The Lovels' farm-to-table oyster venture comes amid trying times for the wild oyster population in Apalachicola Bay. The famed oysters naturally grew in abundance in the bay's fertile estuarine soup before back-to-back droughts and decades of outdated federal water regulations reduced the freshwater flow coming down the Apalachicola River last year to its lowest level in recorded history.
Oysters love salty water, but in the wild they need freshwater to provide nutrients and keep predators and diseases at bay. As a consequence — and compounded by over-harvesting in the shadow of BP's 2010 oil rig disaster — the oyster fishery collapsed last year.
From September to December last year, oyster landings in the state, of which Apalachicola's catch makes up 90 percent, dropped by nearly half, from about 152,000 pounds to roughly 80,000 pounds.
As state fishery officials work to compile the most recent harvest data, oystermen today are coming back from a day on the water with about two bags of oysters, a fraction of the 16 or 17 bags they would normally gather at this time, said Shannon Hartsfield, president of the Franklin County Seafood Workers Association.
"A lot of people are worried right now," he said.
For the last six months, bay oystermen have spent more time tossing empty oyster shells into the water to create new habitat than tonging up the mollusks for market.
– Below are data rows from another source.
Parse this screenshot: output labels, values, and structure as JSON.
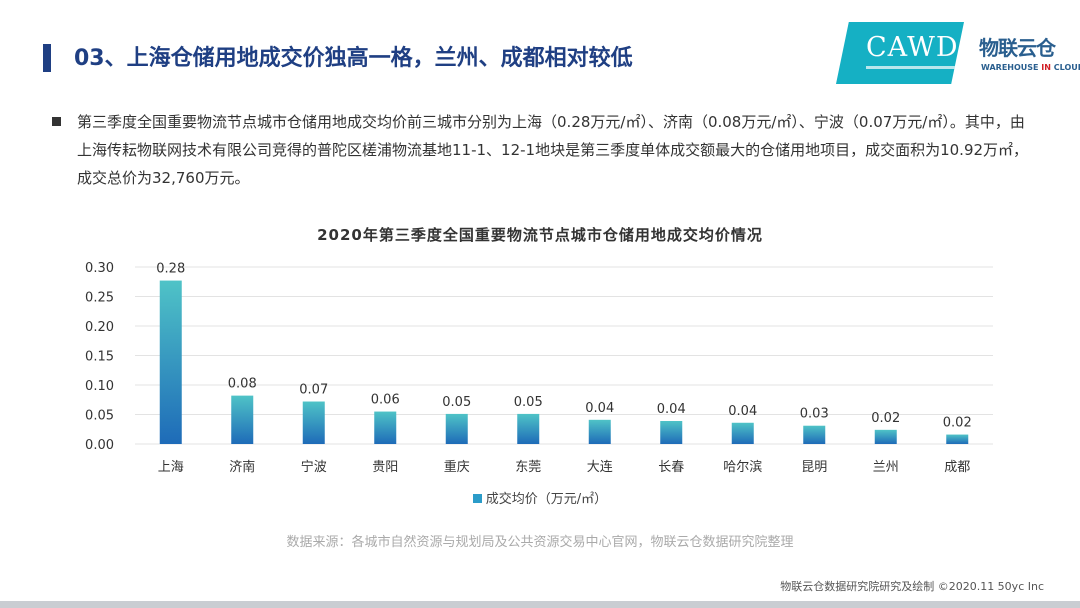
{
  "header": {
    "title": "03、上海仓储用地成交价独高一格，兰州、成都相对较低",
    "logo_cawd": "CAWD",
    "logo_wnc_cn": "物联云仓",
    "logo_wnc_en_pre": "WAREHOUSE ",
    "logo_wnc_en_mid": "IN",
    "logo_wnc_en_post": " CLOUD"
  },
  "body": {
    "paragraph": "第三季度全国重要物流节点城市仓储用地成交均价前三城市分别为上海（0.28万元/㎡）、济南（0.08万元/㎡）、宁波（0.07万元/㎡）。其中，由上海传耘物联网技术有限公司竞得的普陀区槎浦物流基地11-1、12-1地块是第三季度单体成交额最大的仓储用地项目，成交面积为10.92万㎡，成交总价为32,760万元。"
  },
  "chart_data": {
    "type": "bar",
    "title": "2020年第三季度全国重要物流节点城市仓储用地成交均价情况",
    "categories": [
      "上海",
      "济南",
      "宁波",
      "贵阳",
      "重庆",
      "东莞",
      "大连",
      "长春",
      "哈尔滨",
      "昆明",
      "兰州",
      "成都"
    ],
    "series": [
      {
        "name": "成交均价（万元/㎡）",
        "values": [
          0.28,
          0.08,
          0.07,
          0.06,
          0.05,
          0.05,
          0.04,
          0.04,
          0.04,
          0.03,
          0.02,
          0.02
        ],
        "bar_values": [
          0.277,
          0.082,
          0.072,
          0.055,
          0.051,
          0.051,
          0.041,
          0.039,
          0.036,
          0.031,
          0.024,
          0.016
        ]
      }
    ],
    "data_labels": [
      "0.28",
      "0.08",
      "0.07",
      "0.06",
      "0.05",
      "0.05",
      "0.04",
      "0.04",
      "0.04",
      "0.03",
      "0.02",
      "0.02"
    ],
    "y_ticks": [
      "0.00",
      "0.05",
      "0.10",
      "0.15",
      "0.20",
      "0.25",
      "0.30"
    ],
    "ylim": [
      0,
      0.3
    ],
    "grid": true,
    "legend": "bottom",
    "colors": {
      "bar_top": "#4fc3c7",
      "bar_bottom": "#1e6bb8",
      "grid": "#e3e3e3",
      "axis_text": "#333333"
    }
  },
  "source": "数据来源：各城市自然资源与规划局及公共资源交易中心官网，物联云仓数据研究院整理",
  "footer": "物联云仓数据研究院研究及绘制   ©2020.11 50yc Inc"
}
About 200 oystermen have been getting by with the temporary re-shelling jobs, but come July, money from a $2.7 million Department of Labor grant runs out. While oysters in the bay grow fast, those attaching to the oyster bars now are at least a year away from harvest.
Hartsfield doesn't know much about the Lovels' fledgling endeavor, but his curiosity is piqued.
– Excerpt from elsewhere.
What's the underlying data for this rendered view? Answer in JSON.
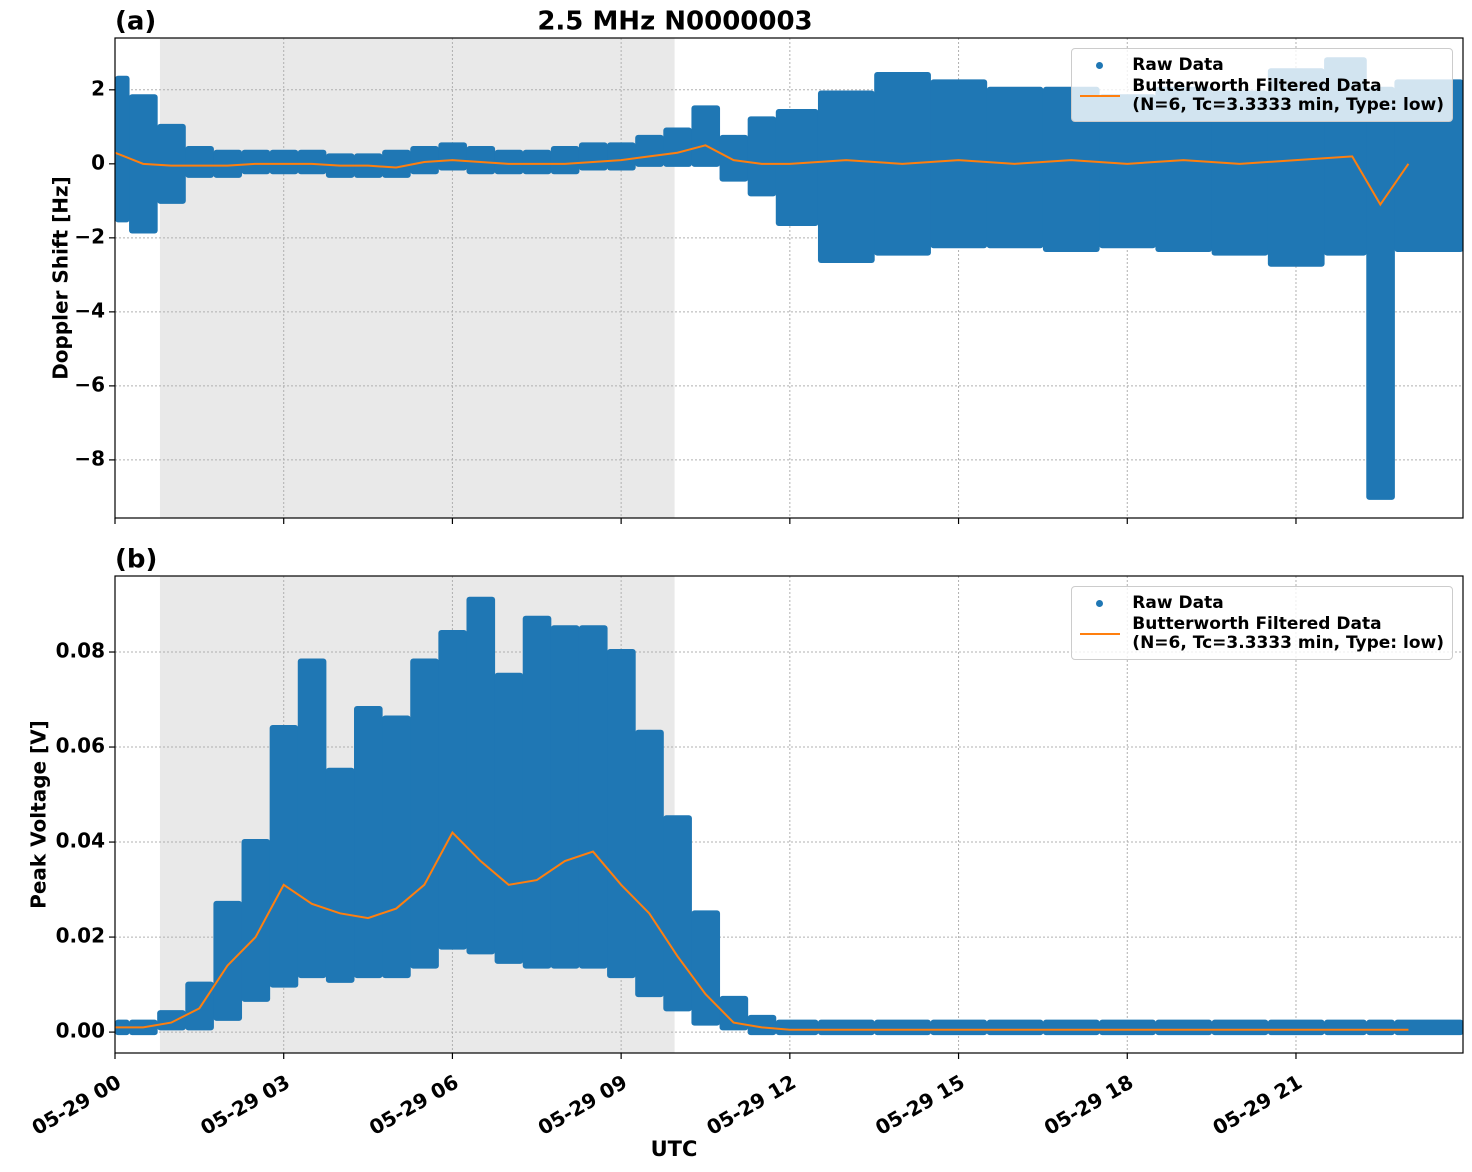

"I'm hoping it works out. That's what we are going to have to do, trial and error," he said. "I don't see how it can hurt our bay. It may give an opportunity for a different way to harvest oysters. That's a plus in my book."
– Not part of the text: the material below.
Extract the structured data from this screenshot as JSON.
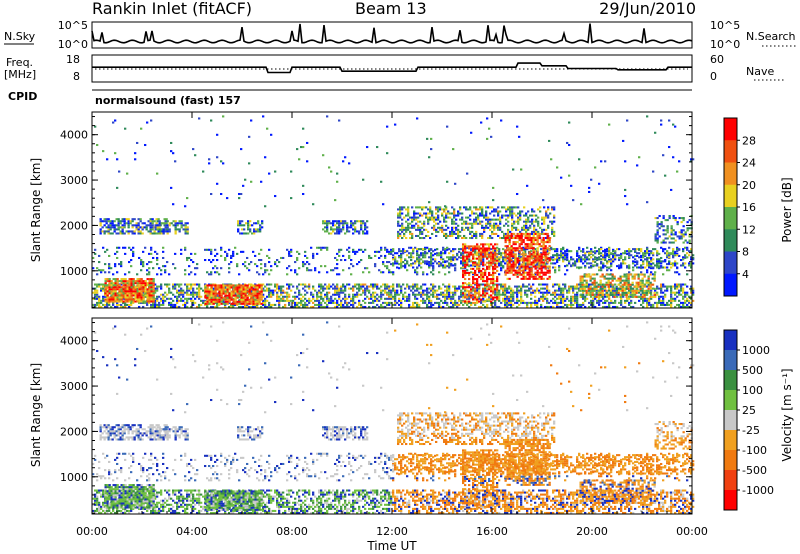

Florida tried to introduce oyster farming as part of a job-retraining effort about 20 years ago, but for a variety of reasons it failed. Unlike cultivating clams, which caught on and now has an annual economic impact of $54 million, oysters proved too labor-intensive and costly to grow. And with wild oysters so plentiful, it just didn't make economic sense. State and local political decisions also played a role.
"Now that picture has changed a little bit," said Leslie Sturmer, a University of Florida shellfish aquaculture agent who works in Cedar Key, where clam farming has flourished. "There is increasing interest. With decreased supplies from the fisheries and higher prices, the economics may have changed."
State Agriculture Commissioner Adam Putnam points to the success of Cedar Key clamming as a model that could help Apalachicola Bay's oyster industry.
"Cedar Key is a remarkable example of how the willingness to try new things can save a working waterfront," Putnam said. "It's a tough adjustment to learn a new way to make a living on the water, but the ones that did have done well. This is a rich part of Florida's heritage, and we want to make sure it's not just part of our history."
Putnam is supportive of a request by the Lovels, to be heard this summer by the Florida Cabinet acting as the Board of Trustees, that would allow the family to grow their oysters in cages that float on the surface of their clam lease. Currently, shellfish only are allowed to be grown up to six inches from the sea bottom. Granting full use of the water column would benefit the growth of their oysters and other farmed shellfish they'd like to try, such as scallops, not now commercially cultivated in Florida.
"What we are doing now is the mule-and-plow method," Leo Lovel said. "If we can get on the surface, it will open it up to older fishermen."